Chapters 6-8 (Dorothea’s Engagement)
Mrs. Cadwallader, the curate’s wife and local busybody, learns of Dorothea’s engagement from Celia. She is indignant, for she had already planned for Dorothea to marry Sir James. She goes to Sir James and tells him what has happened. He is disappointed. Being conventional, he cannot understand how a young, beautiful woman like Dorothea could prefer the old scholar, Casaubon. His pride is hurt. Mrs. Cadwallader suggests that he marry the younger sister, Celia, who is more his type. He convinces himself this is the best plan. During the period before Dorothea’s marriage, Casaubon spends a lot of time at the Grange. Dorothea decides to study Latin, Greek, and Hebrew in order to help Casaubon with The Key to All Mythologies. He accepts her offer for its usefulness rather than as a token of her love. Dorothea’s motives are mixed. She wants to help her husband, but she also wants to develop herself. Mr. Brooke says that such studies are unbecoming to a young lady, who should be learning how to run a household. Mr. Brooke consoles himself with Dorothea’s choice, thinking Casaubon may become a dean or bishop someday.
Mrs. Cadwallader is not only the busybody of the neighborhood, but the mediator and voice of consensus. It is important to stay on her right side. Although she is conventional, her common sense is uncanny: she creates balance by managing the union of Celia and Sir James. They will be a stable force for the community and for Dorothea.
Mrs. Cadwallader’s sayings and epithets have a way of sticking and creating public opinion.

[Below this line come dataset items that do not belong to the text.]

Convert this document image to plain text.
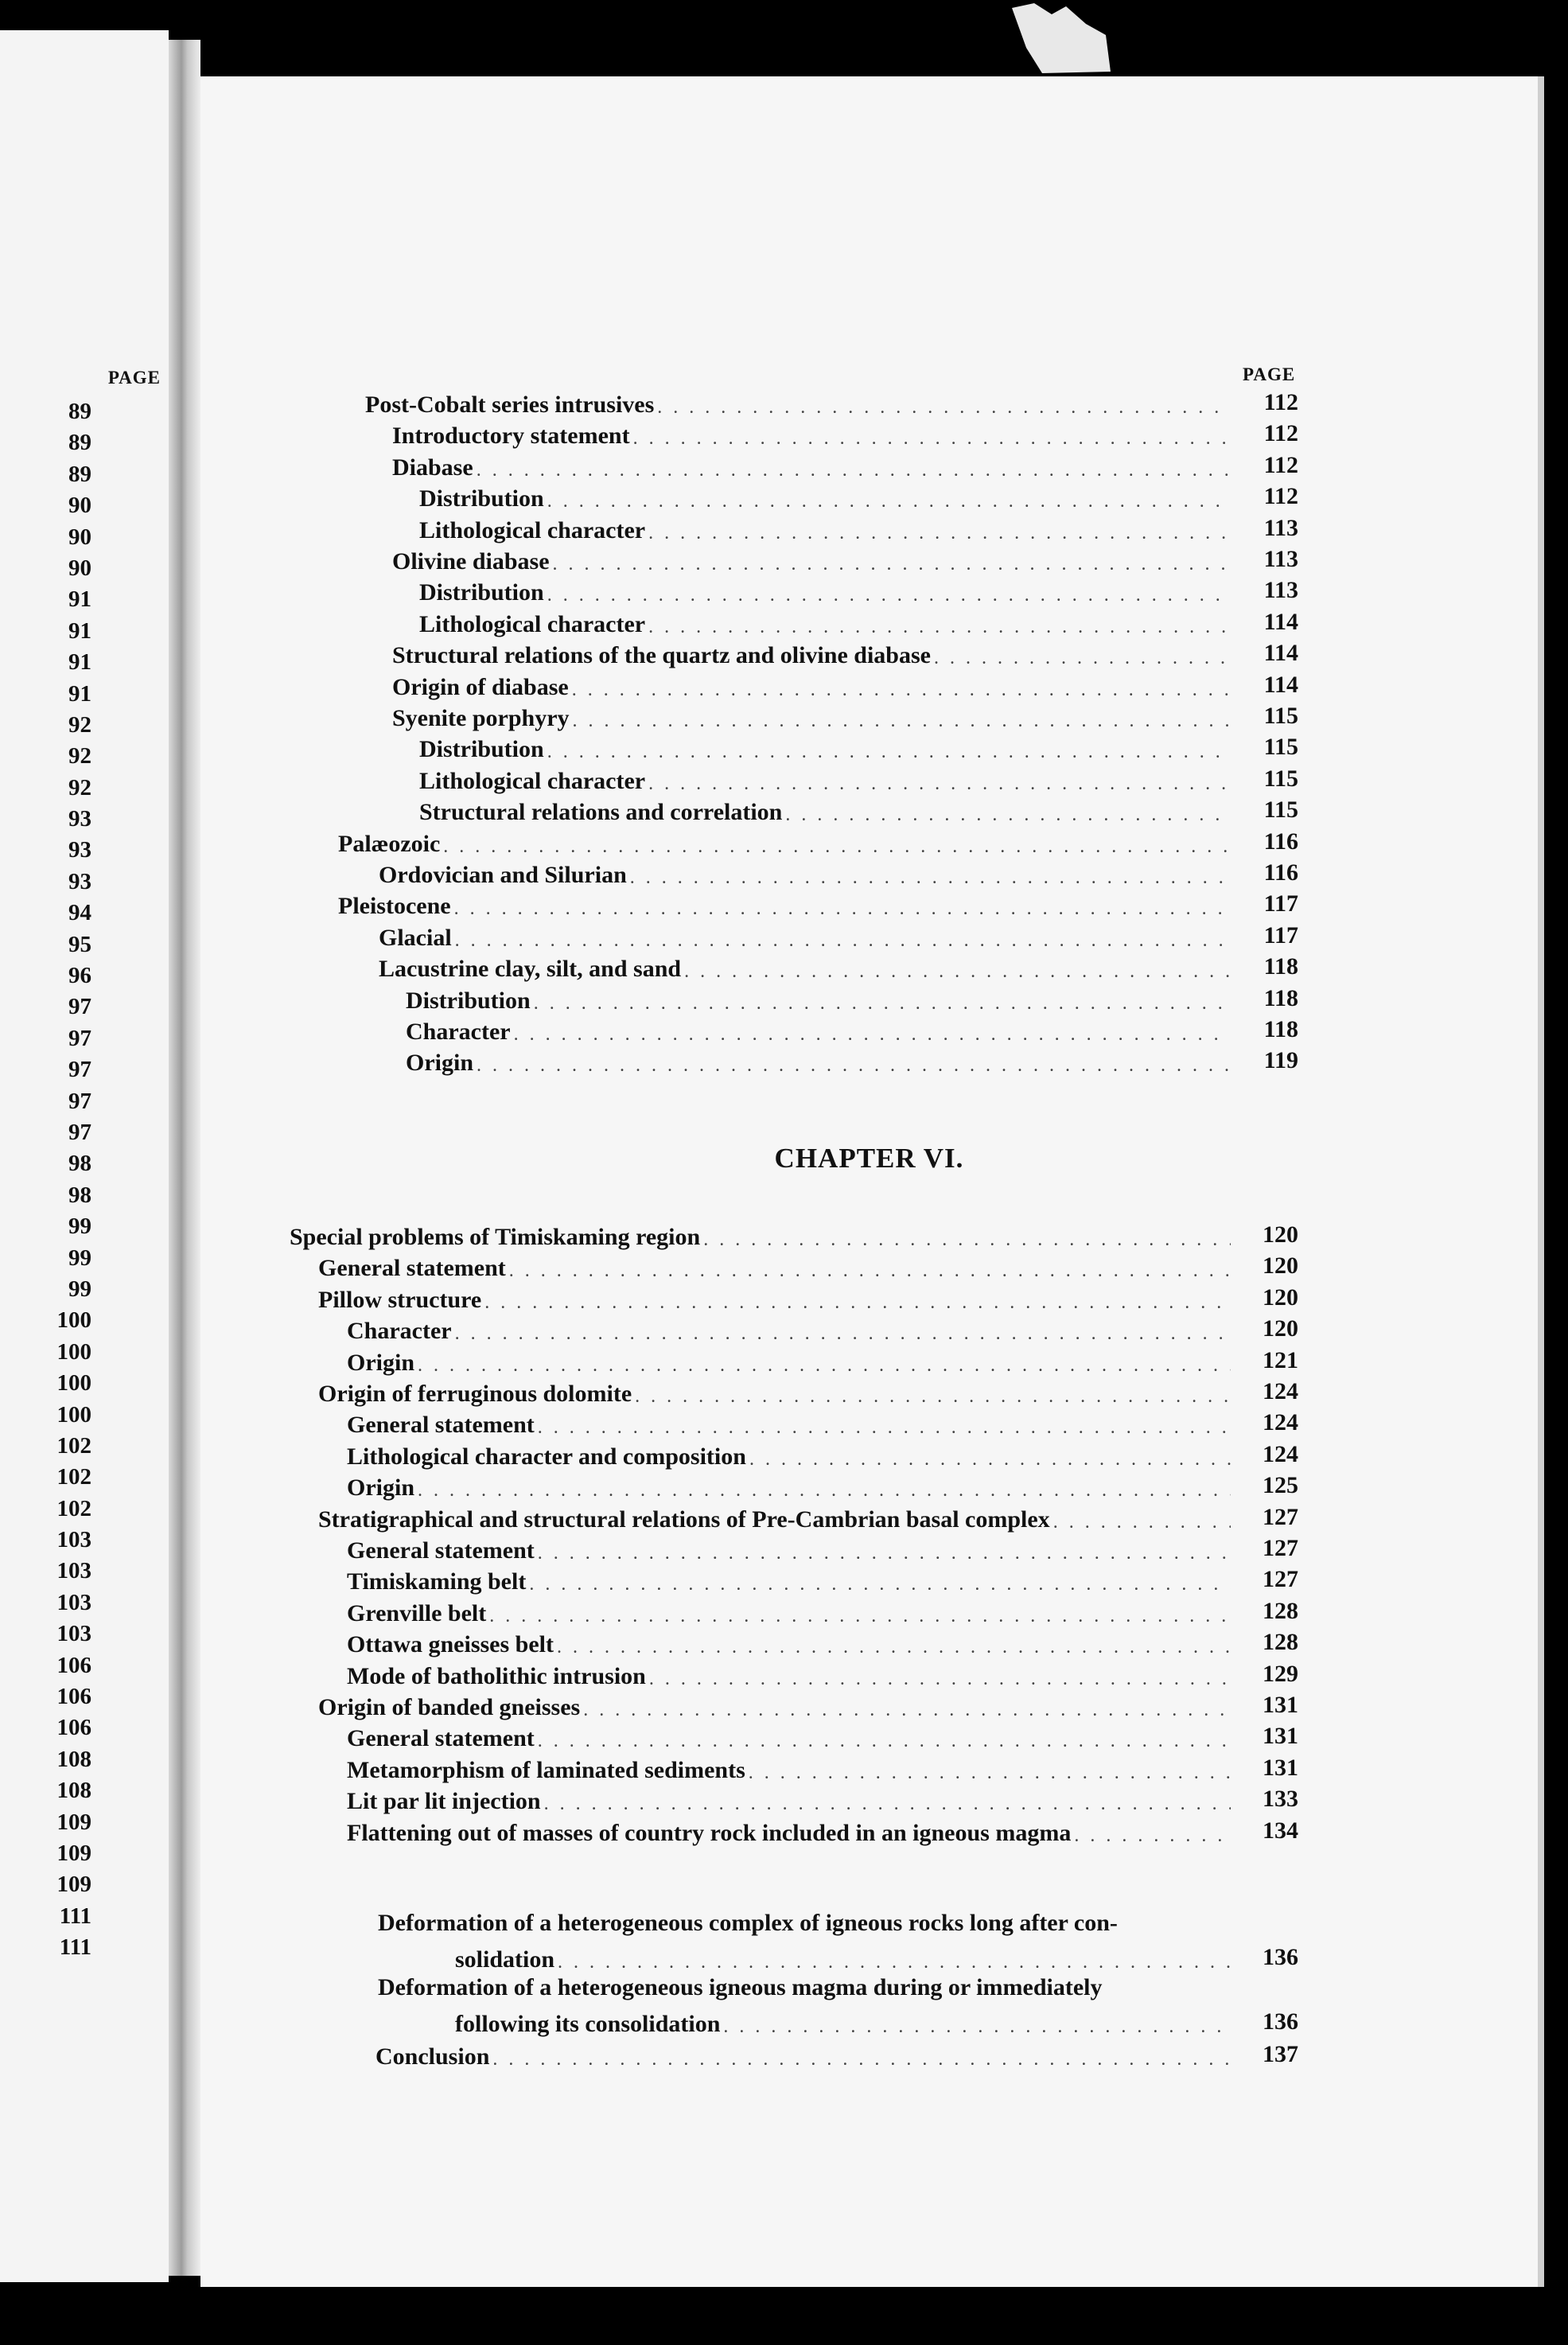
PAGE
89
89
89
90
90
90
91
91
91
91
92
92
92
93
93
93
94
95
96
97
97
97
97
97
98
98
99
99
99
100
100
100
100
102
102
102
103
103
103
103
106
106
106
108
108
109
109
109
111
111
PAGE
Post-Cobalt series intrusives . . .	112
Introductory statement . . .	112
Diabase . . .	112
Distribution . . .	112
Lithological character . . .	113
Olivine diabase . . .	113
Distribution . . .	113
Lithological character . . .	114
Structural relations of the quartz and olivine diabase . . .	114
Origin of diabase . . .	114
Syenite porphyry . . .	115
Distribution . . .	115
Lithological character . . .	115
Structural relations and correlation . . .	115
Palæozoic . . .	116
Ordovician and Silurian . . .	116
Pleistocene . . .	117
Glacial . . .	117
Lacustrine clay, silt, and sand . . .	118
Distribution . . .	118
Character . . .	118
Origin . . .	119
CHAPTER VI.
Special problems of Timiskaming region . . .	120
General statement . . .	120
Pillow structure . . .	120
Character . . .	120
Origin . . .	121
Origin of ferruginous dolomite . . .	124
General statement . . .	124
Lithological character and composition . . .	124
Origin . . .	125
Stratigraphical and structural relations of Pre-Cambrian basal complex . . .	127
General statement . . .	127
Timiskaming belt . . .	127
Grenville belt . . .	128
Ottawa gneisses belt . . .	128
Mode of batholithic intrusion . . .	129
Origin of banded gneisses . . .	131
General statement . . .	131
Metamorphism of laminated sediments . . .	131
Lit par lit injection . . .	133
Flattening out of masses of country rock included in an igneous magma . . .	134
Deformation of a heterogeneous complex of igneous rocks long after con-
solidation . . .	136
Deformation of a heterogeneous igneous magma during or immediately
following its consolidation . . .	136
Conclusion . . .	137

She calls Casaubon “the Lowick Cicero” and pronounces Dorothea’s marriage “as good as going to a nunnery” and wishes her “joy of her hair shirt.”
One of Eliot’s humanitarian goals in writing is to show the forces that create society, both for good and ill. Mrs. Cadwallader, though annoying, is actually a beneficent force. She helps to smooth over the little accidents in life. The narrator comments, “We mortals . . . devour many a disappointment between breakfast and dinner-time.”
In conversations between Sir James and the Cadwalladers, we get an outside view of the main characters. Casaubon is pronounced a dried up scholar but good to his poor relations. Mr. Brooke is thinking of standing for Parliament on the Liberal side. The Rector comments, “Brooke is a very good fellow, but pulpy; he will run into any mould, but won’t keep shape.” This thread of Brooke’s running for Parliament will develop the political reflections of the novel.